The LarkinLiveHolodizer is a system for transmitting live acting performances to the spectator to his favourite VR device, may it be a holodeck, VR glasses, stereo retina projection or direct nerve induction or whatever. Now: What is the difference to animation or tweaked recording? It is live. You can enjoy the live performance of a real actor as if you were sitting right there in the first row. Watching his performance, his emotion, even his glitches – without the need of being there – and without the limitations for the actor. Think like this actor. You perform and several million people are sitting in the first row. With this technology this is possible. The future is bright!

Now: how does it work? The image illustrates the process. Klick on it and look at the letters A, B, C on the image.

Pre acting scanning and auto-rigging of the actors (like you know it from your kinect or xtion t-posing. During that process the distributed computer systems find the skeleton positions inside the actors and scan their bodies (using a sufficient amount of 3d cameras). There are systems using 32 normal optical single lense cameras using photogrammetry to create 3d point clouds and meshes. But if you could think of using 3d cameras from the beginning each precalculating the 3d information and then transferring combined 3d guesses to the computer calculation farm. Alternatively to 3d cams you could use lensless supercheap cams in huge amounts (1 square cm per camera combined to a completely surrounding curtain using thousands or 100thousands of cams and using photogrammetry of the calc farm. The calc farm then creates point clouds and then meshes, does a retopology calculation to get a suitable quad mesh for the actor’s bodies. Challenging points might be the dynamic behaviour of soft stuff like cloth – challenging to distinguish between flesh and parts moving like flesh from parts behaving different like cloth or static stuff like helmets, shields, sticks etc. Then the system does an automatic rigging, automatic weight painting and combines the different physical materials using tricks like deform cages, cloth simulations, rigid body simulations etc.

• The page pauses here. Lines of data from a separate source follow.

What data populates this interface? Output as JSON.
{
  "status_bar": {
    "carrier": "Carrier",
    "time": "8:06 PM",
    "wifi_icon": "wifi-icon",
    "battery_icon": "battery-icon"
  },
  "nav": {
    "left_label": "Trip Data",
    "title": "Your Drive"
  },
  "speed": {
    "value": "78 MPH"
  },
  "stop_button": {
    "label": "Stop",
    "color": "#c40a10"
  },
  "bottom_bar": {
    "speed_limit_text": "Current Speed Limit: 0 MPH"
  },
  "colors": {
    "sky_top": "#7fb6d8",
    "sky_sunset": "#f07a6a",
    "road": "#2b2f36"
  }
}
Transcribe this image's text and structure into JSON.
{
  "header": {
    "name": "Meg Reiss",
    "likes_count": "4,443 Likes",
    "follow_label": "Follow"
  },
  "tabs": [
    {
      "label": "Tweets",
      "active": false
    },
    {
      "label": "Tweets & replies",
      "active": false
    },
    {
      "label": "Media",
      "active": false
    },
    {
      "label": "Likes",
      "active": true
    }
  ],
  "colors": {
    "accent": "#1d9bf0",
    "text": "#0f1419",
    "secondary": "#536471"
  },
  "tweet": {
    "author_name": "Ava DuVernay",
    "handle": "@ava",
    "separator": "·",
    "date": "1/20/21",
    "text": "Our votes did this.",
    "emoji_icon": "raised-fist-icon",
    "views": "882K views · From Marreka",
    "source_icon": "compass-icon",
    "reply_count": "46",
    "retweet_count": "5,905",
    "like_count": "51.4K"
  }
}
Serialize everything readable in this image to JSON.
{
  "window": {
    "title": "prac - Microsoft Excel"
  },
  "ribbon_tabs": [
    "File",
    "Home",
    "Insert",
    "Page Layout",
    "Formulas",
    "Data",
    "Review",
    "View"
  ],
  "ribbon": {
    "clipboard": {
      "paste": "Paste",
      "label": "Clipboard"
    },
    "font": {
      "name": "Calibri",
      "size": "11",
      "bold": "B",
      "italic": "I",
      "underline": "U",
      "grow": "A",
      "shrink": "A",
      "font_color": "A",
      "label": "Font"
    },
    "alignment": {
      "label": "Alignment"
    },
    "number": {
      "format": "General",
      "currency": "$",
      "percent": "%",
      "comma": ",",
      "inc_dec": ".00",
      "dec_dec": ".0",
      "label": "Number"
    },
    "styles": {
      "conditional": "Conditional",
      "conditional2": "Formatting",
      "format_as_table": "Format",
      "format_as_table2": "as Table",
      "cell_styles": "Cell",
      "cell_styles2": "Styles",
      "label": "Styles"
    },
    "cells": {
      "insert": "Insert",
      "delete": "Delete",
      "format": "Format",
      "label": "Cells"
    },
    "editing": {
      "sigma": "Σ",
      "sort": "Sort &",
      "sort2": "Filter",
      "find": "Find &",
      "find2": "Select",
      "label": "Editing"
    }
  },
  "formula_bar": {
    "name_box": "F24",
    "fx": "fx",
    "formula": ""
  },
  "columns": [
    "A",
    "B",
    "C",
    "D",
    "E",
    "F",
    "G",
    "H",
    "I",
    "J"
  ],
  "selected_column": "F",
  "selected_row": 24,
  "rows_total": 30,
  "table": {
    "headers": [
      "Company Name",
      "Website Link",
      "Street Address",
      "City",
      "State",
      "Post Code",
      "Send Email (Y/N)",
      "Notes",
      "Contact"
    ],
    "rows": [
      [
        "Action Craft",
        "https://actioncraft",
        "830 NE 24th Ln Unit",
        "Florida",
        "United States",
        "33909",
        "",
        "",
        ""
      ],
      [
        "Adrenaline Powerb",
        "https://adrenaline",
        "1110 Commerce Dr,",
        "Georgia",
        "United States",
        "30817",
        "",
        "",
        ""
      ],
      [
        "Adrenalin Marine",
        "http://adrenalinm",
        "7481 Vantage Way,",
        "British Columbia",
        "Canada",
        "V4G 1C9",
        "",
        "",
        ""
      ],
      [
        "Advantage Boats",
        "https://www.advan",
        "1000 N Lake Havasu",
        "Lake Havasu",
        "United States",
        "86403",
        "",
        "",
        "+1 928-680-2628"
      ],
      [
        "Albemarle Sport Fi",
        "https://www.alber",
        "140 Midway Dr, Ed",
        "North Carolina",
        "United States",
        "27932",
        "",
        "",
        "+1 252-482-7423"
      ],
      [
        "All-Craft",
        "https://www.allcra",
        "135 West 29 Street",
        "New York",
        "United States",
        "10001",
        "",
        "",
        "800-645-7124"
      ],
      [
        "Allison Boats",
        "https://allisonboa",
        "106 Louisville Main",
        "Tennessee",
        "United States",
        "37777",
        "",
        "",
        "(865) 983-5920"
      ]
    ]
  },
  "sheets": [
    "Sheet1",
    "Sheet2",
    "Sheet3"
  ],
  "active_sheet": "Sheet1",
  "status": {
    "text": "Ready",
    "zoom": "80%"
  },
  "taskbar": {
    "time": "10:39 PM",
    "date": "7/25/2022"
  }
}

A human rigging specialist should observe the actor’s movements during a playback of standard movements with the auto rigged actors. The advantage of this process is that the actor can use different outfits and a different makeup each time – so it is somewhat like live. A variant of this might be that you don’t use rigged skeleton based models but just transfer point clouds or meshes from that. Although the amount of transferred data would be much greater.

When acting the cams simply detect the movement of the actor’s bones and transfer the information to the calc farm.
The calc farm creates the 3d models pre-acting and just animates the models during the performance. It is important to have a large amount of cameras to get good results especially when the number of actors is large. The calc farm also converts the 3d performance to different output formats for different end user devices. Those can be: passing the information on to a realtime render farm each virtual machine calculating some pixels and passing it to the system back as two equirectangular images which must be perfect for 360 degree projection (there is a eyes-rotation problem with this which we solved and will explain separately, otherwise you will get wrong 3dimensional results when turning your head too far). Another way of output might be the feed to a game engine able to process textured meshes with normal maps, specular maps etc. It is probably wise to do all the cloth simulation calculation in the calc farm ( B) ) so that the game engine doesn’t have too much to compute. So in the worst case you would deliver baked keyframes of the complete mesh per actor to the game engine of the spectator’s client software which means there are solid requirements to the capability of transferring a large data stream to the client. Anyway you will need to find a tradeoff between all those parameters, possibly dynamically switching between them like it is done in dynamic adjustment of video quality in today’s video streams.

The spectator’s device may vary. If it is 3d VR glasses today, autostereoscopic tv sets and domes tomorrow or retina projection or 3d nerve induction the next day – who knows. But the platform for live recording, recalculation and transferring it to different output formats will standardize and evolve to common systems like today we have things like 2d image autosmoothing and frame to frame interpolation in common tv sets today.

That’s it for today.

F.C.A. Larkin

License: public domain
Patents or other I.P.:unknown. – but I doubt that this might be worth a patent as it is straight forward usage and combination of today’s standard systems plus some technical trial-and-error advancements.